Mixing Is Economical Solution to Ice Buildup Problem in Potable Water Storage Tank

Tank Exercising Didn't Solve the Problem, so Minnesota Utility Installed GridBee® Submersible Electric Mixers to Keep the Tank Ice-Free During the Winter and Provide Uniform Water Circulation Year-Round

ROCHESTER, MN--(Marketwired - September 24, 2013) - During the winter months, average daytime highs in Rochester, Minn., hover in the mid-20s (F). Such prolonged cold has taken an annual toll on the town's above-ground potable water storage tanks. Ice buildup sometimes measured as much as two feet thick inside the larger tanks, chipping away at paint on the interior walls and causing extra maintenance and expense. Searching for a better alternative than simply exercising the tanks, Rochester Public Utilities Water Operations Manager Cary Johnson learned that GridBee® GS-12 submersible electric mixers from Medora Corporation, Dickinson, N.D., might provide the solution.

Tank exercise falls short

RPU, a division of the city of Rochester, is Minnesota's largest municipal utility, serving 48,000 electric customers and 38,000 water customers. Rochester draws its water from the Jordan sandstone formation, 400 feet below, via 32 groundwater wells and pumps, and stores it in above-ground reservoirs located throughout the city. One of the larger reservoirs, the Bandel Reservoir, has a total capacity of 2.25 million gallons and measures 45 feet high and 95 feet in diameter.

Until recently, Johnson and RPU dealt with the problem of ice buildup in the reservoirs in the same way as utilities in many other northern towns: by exercising the tanks.

"We start and stop our pumps based on the water level in the tanks," said Johnson. "In the winter months, we let the water level drop down farther than in the summer before calling for a well to start and fill the tank. In the summer, we may run at a 5-foot range for starting and stopping the pumps, and in the winter, that range may be 10 feet." The water movement from frequent drawdowns and fills helps prevent ice from forming on the water surface, and the warmer water that enters with each fill cycle offsets the colder water in the tank.
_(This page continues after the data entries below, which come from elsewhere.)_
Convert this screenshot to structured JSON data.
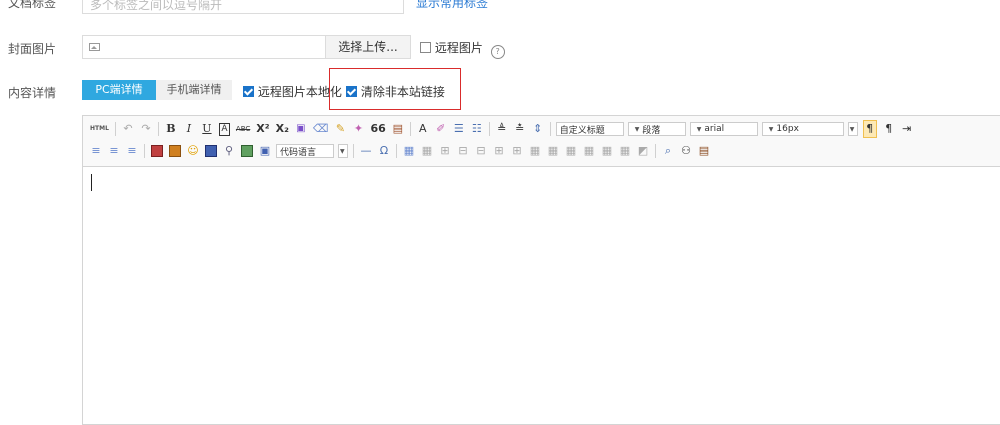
{
  "tags": {
    "label": "文档标签",
    "placeholder": "多个标签之间以逗号隔开",
    "link": "显示常用标签"
  },
  "cover": {
    "label": "封面图片",
    "upload_label": "选择上传...",
    "remote_label": "远程图片",
    "remote_checked": false
  },
  "content": {
    "label": "内容详情",
    "tabs": [
      {
        "label": "PC端详情",
        "active": true
      },
      {
        "label": "手机端详情",
        "active": false
      }
    ],
    "options": [
      {
        "label": "远程图片本地化",
        "checked": true
      },
      {
        "label": "清除非本站链接",
        "checked": true
      }
    ]
  },
  "editor": {
    "html_label": "HTML",
    "bold": "B",
    "italic": "I",
    "underline": "U",
    "strike": "ABC",
    "superscript": "X²",
    "subscript": "X₂",
    "quote": "66",
    "font_color": "A",
    "omega": "Ω",
    "hr": "—",
    "title_select": "自定义标题",
    "paragraph_select": "段落",
    "font_select": "arial",
    "size_select": "16px",
    "code_select": "代码语言"
  },
  "colors": {
    "accent": "#2fa8e0",
    "link": "#2a7ad3",
    "highlight_box": "#d92c2c",
    "checkbox": "#1a73c9"
  }
}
Despite exercising the tanks, "we still experienced quite a bit of ice buildup in the larger 2.5 million-gallon reservoir," said Johnson. Because the ice damaged the paint on the interior walls, RPU moved its painting schedule up from 15 years to 10 years.

"We looked at other tank mixers, and decided -- based for the most part on price, and ease of installation -- that we would try the GS-12 mixer," said Johnson.
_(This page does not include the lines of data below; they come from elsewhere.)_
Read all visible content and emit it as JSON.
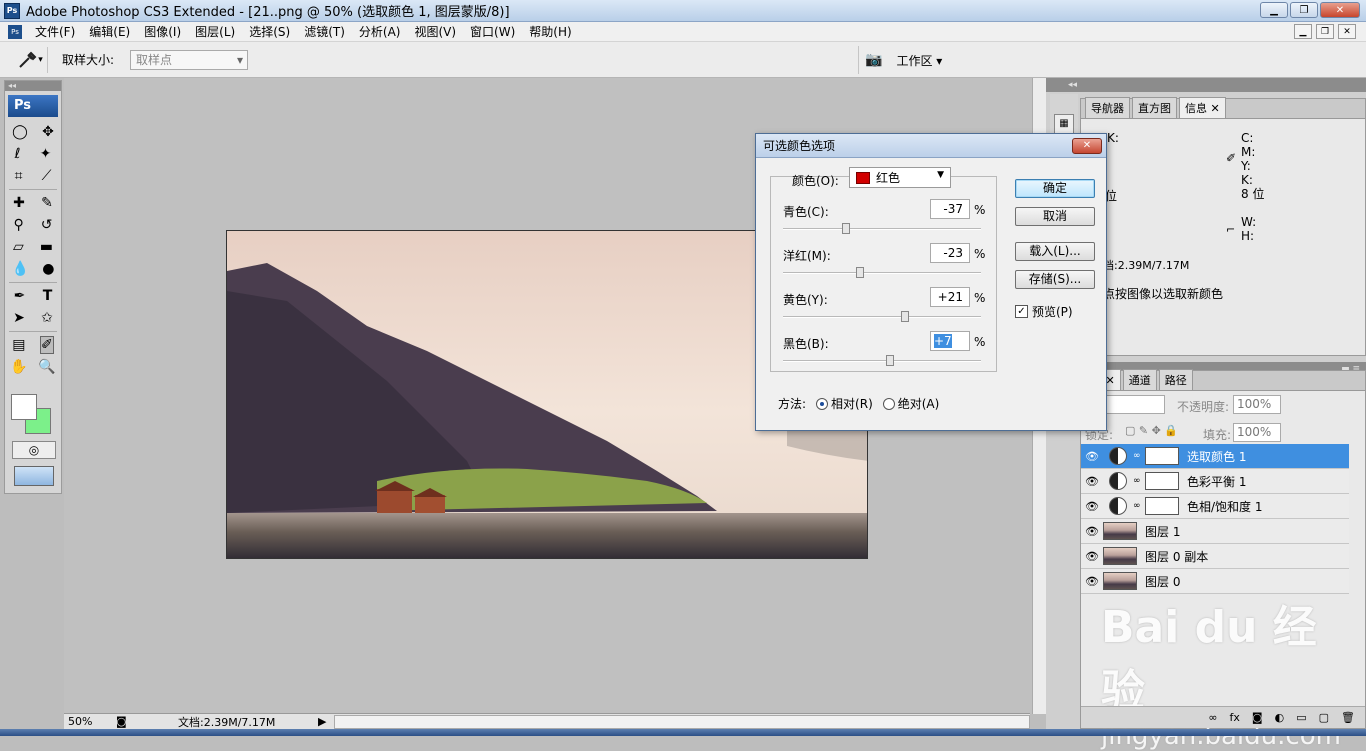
{
  "window": {
    "title": "Adobe Photoshop CS3 Extended - [21..png @ 50% (选取颜色 1, 图层蒙版/8)]"
  },
  "menu": [
    "文件(F)",
    "编辑(E)",
    "图像(I)",
    "图层(L)",
    "选择(S)",
    "滤镜(T)",
    "分析(A)",
    "视图(V)",
    "窗口(W)",
    "帮助(H)"
  ],
  "options": {
    "sample_label": "取样大小:",
    "sample_value": "取样点",
    "workspace": "工作区"
  },
  "status": {
    "zoom": "50%",
    "doc": "文档:2.39M/7.17M"
  },
  "info_panel": {
    "tabs": [
      "导航器",
      "直方图",
      "信息"
    ],
    "c": "C:",
    "m": "M:",
    "y": "Y:",
    "k": "K:",
    "bits_left": "位",
    "bits_right": "8 位",
    "w": "W:",
    "h": "H:",
    "doc": "档:2.39M/7.17M",
    "hint": "点按图像以选取新颜色",
    "k_left": "K:"
  },
  "layers_panel": {
    "tabs": [
      "层",
      "通道",
      "路径"
    ],
    "opacity_label": "不透明度:",
    "opacity": "100%",
    "fill_label": "填充:",
    "fill": "100%",
    "lock_label": "锁定:",
    "layers": [
      "选取颜色 1",
      "色彩平衡 1",
      "色相/饱和度 1",
      "图层 1",
      "图层 0 副本",
      "图层 0"
    ]
  },
  "dialog": {
    "title": "可选颜色选项",
    "color_label": "颜色(O):",
    "color_value": "红色",
    "sliders": [
      {
        "label": "青色(C):",
        "value": "-37"
      },
      {
        "label": "洋红(M):",
        "value": "-23"
      },
      {
        "label": "黄色(Y):",
        "value": "+21"
      },
      {
        "label": "黑色(B):",
        "value": "+7"
      }
    ],
    "pct": "%",
    "ok": "确定",
    "cancel": "取消",
    "load": "载入(L)...",
    "save": "存储(S)...",
    "preview": "预览(P)",
    "method_label": "方法:",
    "relative": "相对(R)",
    "absolute": "绝对(A)"
  },
  "watermark": {
    "brand": "Bai du 经验",
    "url": "jingyan.baidu.com"
  }
}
Year-round benefits of mixing

Already known for its SolarBee® solar-powered mixers, Medora Corporation introduced the GridBee GS-12 submersible electric mixer in 2011 as a low-cost solution for sites where 110 volts AC is available. The mixer, 36 inches long and 11.5 inches in diameter, sits on the bottom of the tank and creates a constant flow, taking new incoming water off the floor and mixing it throughout the water column.
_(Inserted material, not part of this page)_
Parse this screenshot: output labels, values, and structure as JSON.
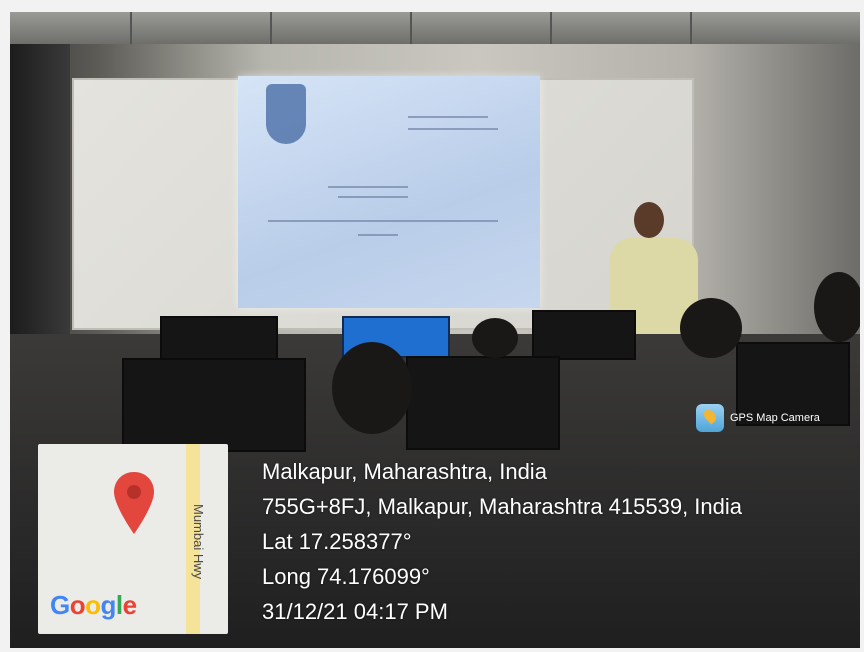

"We experienced virtually no ice buildup in the Bandel Reservoir after installation of the GS-12 mixer," said Johnson. "For comparison, we checked for icing conditions in another of our large water storage reservoirs and found we did still have icing in that tank."

While GridBee mixers help municipalities solve problems of ice buildup, the year-round benefits of mixing water in potable water storage tanks are to ensure uniform distribution of disinfectant, minimize thermal stratification and prevent short-circuiting and stagnant water conditions. GridBee mixers pull water right off the tank floor for the most efficient mixing of important boundary layers. The constant flow of water in effect scrubs the floor and sides of the entire tank, constantly replacing disinfectant and killing the bacteria in the most critical parts of the tank.

Due to the success in preventing ice buildup in the Bandel Reservoir, Rochester has budgeted for two more GS-12 mixers to be installed during 2013. The city will also conduct studies documenting changes in thermal stratification, short-circuiting and prevention of stagnation. By solving the ice buildup problem in the winter as well as mixing problems year-round, GridBee mixers are helping Rochester allocate its utility budget as cost-effectively as possible.

About Medora Corporation

GridBee® and SolarBee® are brands of Medora Corporation, Dickinson, N.D., whose award-winning circulation technology helps solve difficult water-quality problems. The patented technology can prevent and control blue-green algae in lakes and raw water reservoirs; provide energy savings, process improvement, and odor control in wastewater; and completely mix potable water tanks, eliminating stratification. Solar-powered and electric solutions are available. For more information, call 866-437-8076 or visit www.medoraco.com.

Mixing the water in Bandel Reservoir, Rochester, Minn., keeps the tank ice-free during the winter and provides uniform water circulation year-round.

The GridBee® GS-12 electric tank mixer from Medora Corporation provides municipalities with a low-cost solution for meeting water quality standards and preventing ice damage.